I’ve set up Betterstack logging with my Fly.io apps, and my production DB is returning with the following every 15 seconds or so: FATAL: password authentication failed for user \"postgres\". This is not happening with my test database which has no replicas, and the error is only coming from the primary node. The average load metric is also higher with a lot of transactions showing in PGAdmin. This is despite my production environment not actually having any traffic yet as I’m just getting it ready for release, so load should be way down compared to my test environment.
I’m a bit lost as to what is causing these logs. Is it a replica? It happens even if I spin up an entirely new postgres app with a couple of replicas.
To follow up on this, I decided to start another Postgres instance from scratch from a single machine. With a single machine, no errors. Scaling up to three also returns no errors. So, I can only deduce this to be an issue when you use flyctl and create a High Availability Postgres app with more than one machine. Cloning and scaling manually works fine.

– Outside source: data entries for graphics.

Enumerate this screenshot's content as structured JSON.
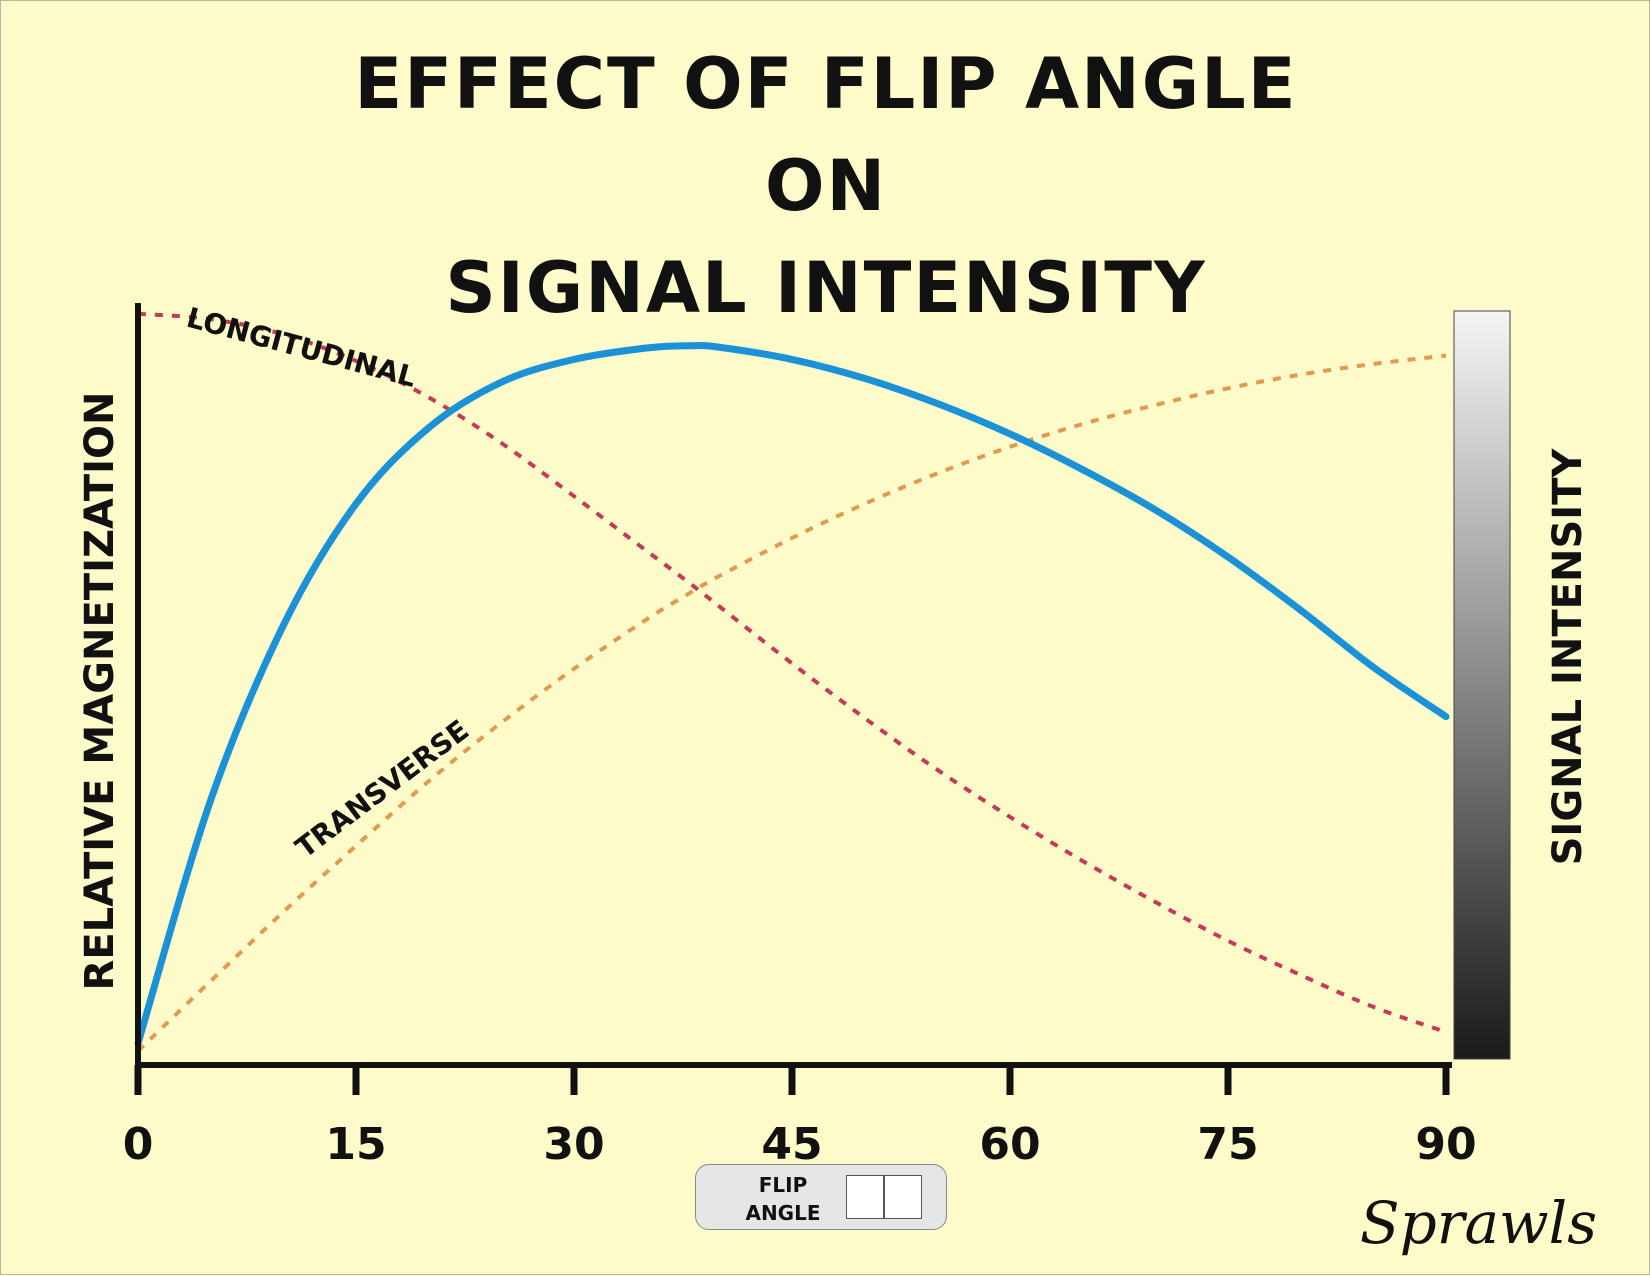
{
  "title": {
    "line1": "EFFECT OF FLIP ANGLE",
    "line2": "ON",
    "line3": "SIGNAL INTENSITY"
  },
  "signature": "Sprawls",
  "flip_angle_box": {
    "label_line1": "FLIP",
    "label_line2": "ANGLE"
  },
  "colors": {
    "background": "#fdfbc9",
    "signal": "#1b92d8",
    "longitudinal": "#c8385a",
    "transverse": "#e49a4c",
    "axis": "#111111"
  },
  "chart_data": {
    "type": "line",
    "ylabel": "RELATIVE MAGNETIZATION",
    "ylabel_right": "SIGNAL INTENSITY",
    "xlim": [
      0,
      90
    ],
    "x_ticks": [
      0,
      15,
      30,
      45,
      60,
      75,
      90
    ],
    "x_tick_labels": [
      "0",
      "15",
      "30",
      "45",
      "60",
      "75",
      "90"
    ],
    "y_ticks": [],
    "grid": false,
    "right_gradient_bar": {
      "top_color": "#f5f5f5",
      "bottom_color": "#1a1a1a"
    },
    "x": [
      0,
      5,
      10,
      15,
      20,
      25,
      30,
      35,
      38,
      40,
      45,
      50,
      55,
      60,
      65,
      70,
      75,
      80,
      85,
      90
    ],
    "series": [
      {
        "name": "LONGITUDINAL",
        "style": "dotted",
        "values": [
          0.97,
          0.963,
          0.943,
          0.908,
          0.86,
          0.8,
          0.73,
          0.658,
          0.615,
          0.585,
          0.51,
          0.438,
          0.37,
          0.308,
          0.25,
          0.196,
          0.145,
          0.1,
          0.058,
          0.025
        ]
      },
      {
        "name": "TRANSVERSE",
        "style": "dotted",
        "values": [
          0.0,
          0.092,
          0.183,
          0.27,
          0.355,
          0.432,
          0.503,
          0.568,
          0.603,
          0.625,
          0.675,
          0.72,
          0.76,
          0.795,
          0.825,
          0.85,
          0.872,
          0.89,
          0.904,
          0.915
        ]
      },
      {
        "name": "",
        "style": "solid",
        "values": [
          0.01,
          0.33,
          0.56,
          0.72,
          0.82,
          0.88,
          0.91,
          0.925,
          0.928,
          0.926,
          0.91,
          0.885,
          0.852,
          0.812,
          0.765,
          0.712,
          0.65,
          0.58,
          0.505,
          0.44
        ]
      }
    ]
  }
}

That is the interval for its health checks, by default, so that provides us with at least one hypothesis. The full configuration (intervals, timeouts, paths) is in the checks subtree of…

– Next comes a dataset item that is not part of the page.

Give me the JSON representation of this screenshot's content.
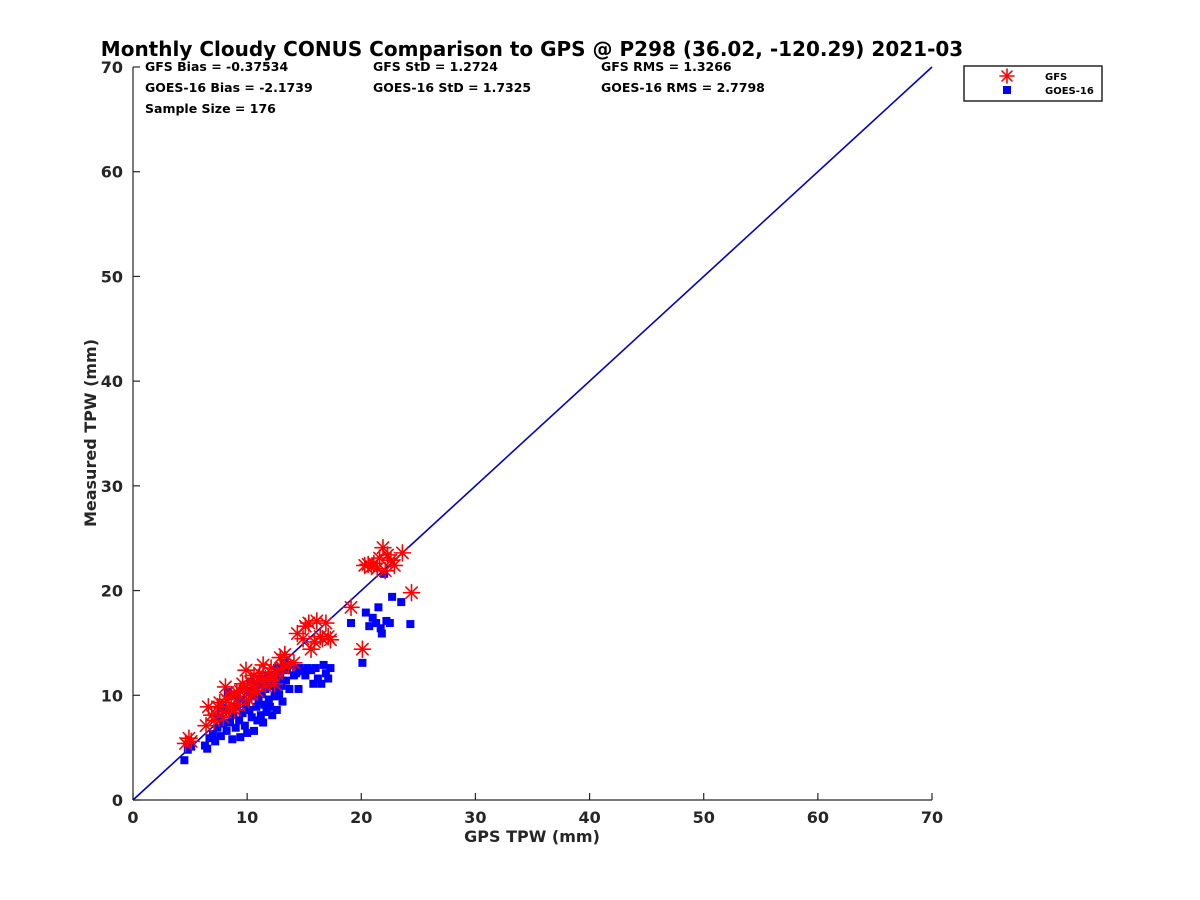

fly config show -a db-app-name
These are just GET requests to a tiny HTTP server that the machine maintains, so you can introduce them ahead of schedule via…
fly m list -a db-app-name # consult the IP ADDRESS column of the primary
fly proxy 5500 fdaa:<hex-digits-from-above>:2
And then in a separate terminal…
curl http://127.0.0.1:5500/flycheck/pg
…as many times as necessary to observe a frequency change in the logs (or not!).

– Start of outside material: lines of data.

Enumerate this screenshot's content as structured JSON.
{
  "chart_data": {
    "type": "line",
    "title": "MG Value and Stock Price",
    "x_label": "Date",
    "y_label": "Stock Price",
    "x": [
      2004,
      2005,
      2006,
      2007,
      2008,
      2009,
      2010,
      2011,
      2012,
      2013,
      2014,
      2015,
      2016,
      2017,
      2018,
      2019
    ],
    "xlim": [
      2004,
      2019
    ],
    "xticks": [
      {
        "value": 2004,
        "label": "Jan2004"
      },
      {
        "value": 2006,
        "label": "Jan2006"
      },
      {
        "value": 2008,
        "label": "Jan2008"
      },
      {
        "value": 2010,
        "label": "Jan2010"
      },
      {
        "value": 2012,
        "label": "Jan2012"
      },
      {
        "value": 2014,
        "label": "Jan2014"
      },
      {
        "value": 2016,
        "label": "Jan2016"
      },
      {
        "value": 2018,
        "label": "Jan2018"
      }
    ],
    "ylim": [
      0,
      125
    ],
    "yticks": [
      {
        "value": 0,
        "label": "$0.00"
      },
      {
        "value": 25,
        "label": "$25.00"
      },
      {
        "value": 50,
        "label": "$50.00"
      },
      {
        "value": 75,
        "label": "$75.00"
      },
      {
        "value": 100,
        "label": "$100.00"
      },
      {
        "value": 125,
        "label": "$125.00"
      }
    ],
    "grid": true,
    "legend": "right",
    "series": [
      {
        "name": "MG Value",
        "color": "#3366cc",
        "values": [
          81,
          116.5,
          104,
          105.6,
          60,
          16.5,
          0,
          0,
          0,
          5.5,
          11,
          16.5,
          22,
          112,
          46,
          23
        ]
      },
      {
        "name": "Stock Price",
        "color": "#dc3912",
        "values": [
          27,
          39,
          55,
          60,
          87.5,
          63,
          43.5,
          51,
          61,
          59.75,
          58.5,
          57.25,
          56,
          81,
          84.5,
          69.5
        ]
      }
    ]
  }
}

Thanks, @mayailurus, your reply has been helpful although it’s not solved my issue. I also started to have other logs mentioning “pg” and “psql” roles, which I found odd. Closing PGAdmin seemed to remove these extra logs, but there were still some happening at 4am using the “postgres” role.
I’m going to continue to monitor this overnight and see what’s happening. With a bit of luck, I won’t have these logs being sent to my logging service anymore!